The Liberal–National Government has the feel of a tired 15-year-old government. It’s bereft of ideas, bereft of leadership and replete with ill-discipline. Its MPs are considering their post-politics lives, and just biding their time until the inevitable election loss arrives.
It’s worse than the last few months of Keating’s Labor Government in late 1995 and early 1996, not as bad Howard’s end in 2007, but almost up there with the final year of the NSW Labor Government in 2010/11. The electorate knows when a government’s time is up and there’s a stench of corruption and incompetence about Morrison’s government.
It doesn’t come around very often but the stench has an unmistakable aroma.
The worst moments in politics
There are so many ‘worst moments’ to choose from – the entire year was a debacle – but there are two that stand out.
The ongoing neglect of Indigenous affairs is an all-too-regular feature, with the Closing The Gap report showing Australia is lagging in four of the seven key areas that need to be addressed.
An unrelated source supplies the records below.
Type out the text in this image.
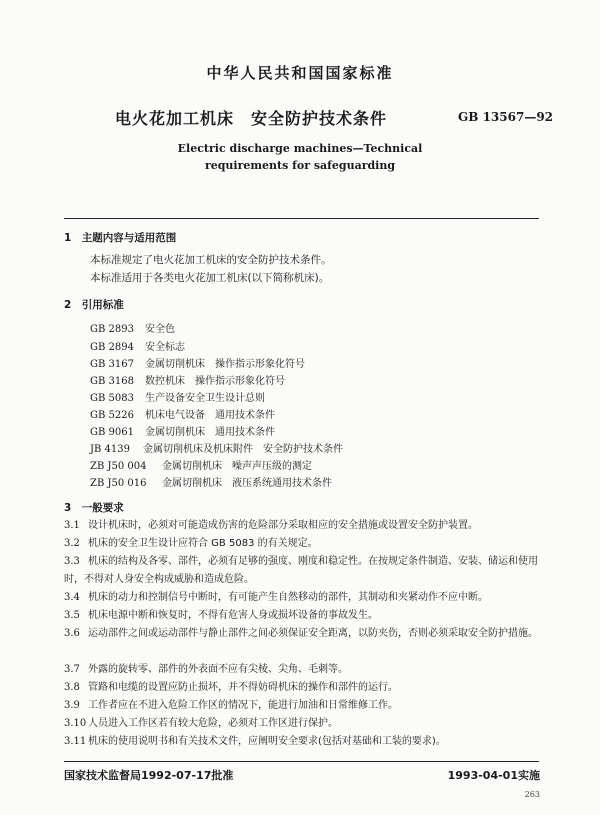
中华人民共和国国家标准
电火花加工机床　安全防护技术条件	GB 13567—92
Electric discharge machines—Technical
requirements for safeguarding
1　主题内容与适用范围
本标准规定了电火花加工机床的安全防护技术条件。
本标准适用于各类电火花加工机床(以下简称机床)。
2　引用标准
GB 2893 安全色
GB 2894 安全标志
GB 3167 金属切削机床　操作指示形象化符号
GB 3168 数控机床　操作指示形象化符号
GB 5083 生产设备安全卫生设计总则
GB 5226 机床电气设备　通用技术条件
GB 9061 金属切削机床　通用技术条件
JB 4139 金属切削机床及机床附件　安全防护技术条件
ZB J50 004 金属切削机床　噪声声压级的测定
ZB J50 016 金属切削机床　液压系统通用技术条件
3　一般要求
3.1 设计机床时，必须对可能造成伤害的危险部分采取相应的安全措施或设置安全防护装置。
3.2 机床的安全卫生设计应符合 GB 5083 的有关规定。
3.3 机床的结构及各零、部件，必须有足够的强度、刚度和稳定性。在按规定条件制造、安装、储运和使用时，不得对人身安全构成威胁和造成危险。
3.4 机床的动力和控制信号中断时，有可能产生自然移动的部件，其制动和夹紧动作不应中断。
3.5 机床电源中断和恢复时，不得有危害人身或损坏设备的事故发生。
3.6 运动部件之间或运动部件与静止部件之间必须保证安全距离，以防夹伤，否则必须采取安全防护措施。
3.7 外露的旋转零、部件的外表面不应有尖棱、尖角、毛刺等。
3.8 管路和电缆的设置应防止损坏，并不得妨碍机床的操作和部件的运行。
3.9 工作者应在不进入危险工作区的情况下，能进行加油和日常维修工作。
3.10 人员进入工作区若有较大危险，必须对工作区进行保护。
3.11 机床的使用说明书和有关技术文件，应阐明安全要求(包括对基础和工装的要求)。
国家技术监督局1992-07-17批准	1993-04-01实施
263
The Prime Minister’s response was lame, and he outlined how “data and material” must be provided to local decision-makers on the ground.
He then went on to reiterate his stance that the Uluru Statement from the Heart would create “a third chamber of parliament” and could never happen. Well, it will never happen without political leadership, and Turnbull was content to leave the gap as a gaping chasm.
The political assassination of Labor MP Emma Husar was certainly the most cowardly attack of 2018, where an inexperienced journalist from Buzzfeed decided to publish unsubstantiated explicit material about Husar.
It was a combination of appalling undermining by the NSW Labor Right, and a media outlet unclear about its responsibilities in media reporting, and the story rolled on for several weeks. It placed Husar in a position she could not defend and, as a consequence, she announced she would not contest the seat of Lindsay at the next federal election.
There is a preliminary hearing for defamation against Buzzfeed, and we think Husar has a very strong case. If successful, she’s likely to receive a hefty payout. And, hopefully, this will force the closure of Buzzfeed. It’s a junk online news outlet and shouldn’t have any further input into the Australian political landscape.